Além disto, nos salmos há uma maravilhosa força para despertar nos corações o desejo de todas
as virtudes. Pois, “embora toda a nossa Escritura, tanto a antiga quanto a nova, seja inspirada
por Deus e útil para a instrução, como está escrito (cf. 2Tm 3,16), o livro dos salmos porém,
semelhante a um paraíso, que contém em si os frutos dos demais livros, produz o canto, e, ainda
mais, oferece seus próprios frutos unidos aos dos outros durante a salmodia”. Essas palavras são
novamente de Atanásio, que acrescenta: “A mim me parece que os salmos são como um
espelho para quem salmodia, onde este se contempla a si e os movimentos de seu espírito, e,
assim impressionado, os recita”. Também diz Agostinho nas Confissões: “Como chorei por
causa de teus hinos e cânticos, vivamente comovido pelas suaves palavras do canto de tua
Igreja!

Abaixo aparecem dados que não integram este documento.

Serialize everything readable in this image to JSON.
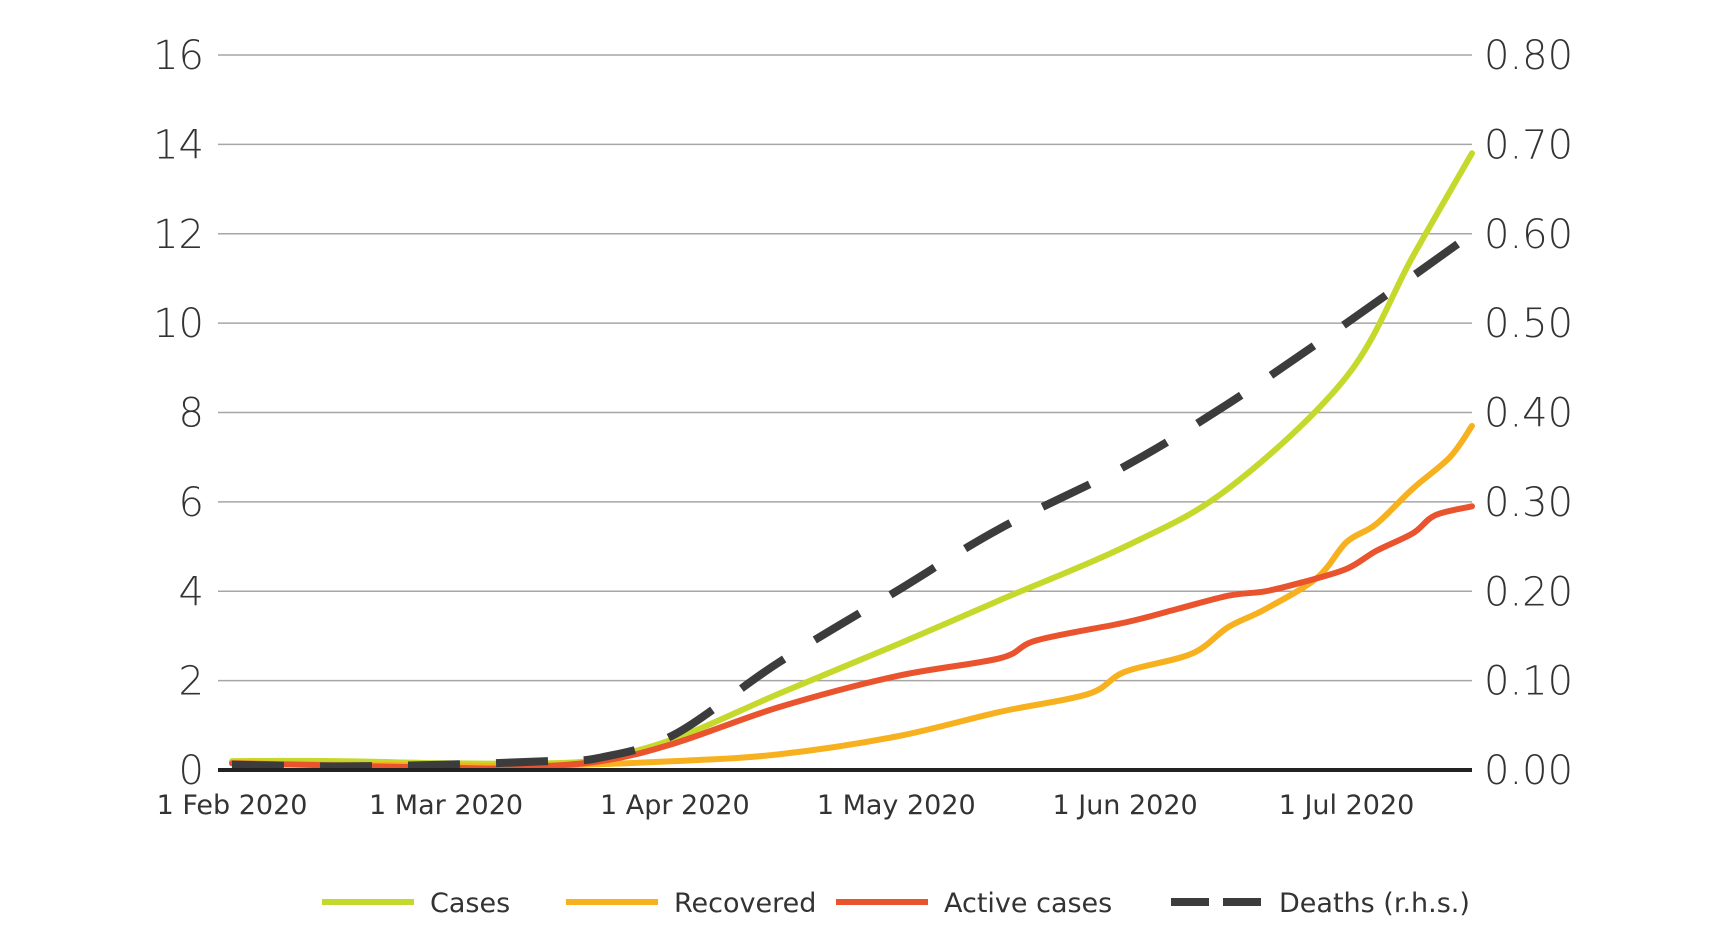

As palavras fluíam em meus ouvidos e instilava-se a verdade em meu coração, fazendo
arder a piedade; corriam-me as lágrimas e sentia-me bem com elas”.
Na verdade, a quem não comovem aquelas freqüentes passagens dos salmos onde se canta
profundamente a imensa majestade de Deus, a onipotência, a indizível justiça,a bondade ou a
clemência e todos os outros infinitos louvores? A quem não inspiram iguais sentimentos as
ações de graças pelos benefícios recebidos de Deus, ou as humildes e confiantes preces pelo
que se deseja, ou os clamores do arrependimento dos pecados? A quem não inflama a
cuidadosamente velada imagem do Cristo Redentor “cuja voz ouvia Agostinho em todos os
salmos a salmodiar, a gemer, a alegrar-se na esperança ou a suspirar pela realização?”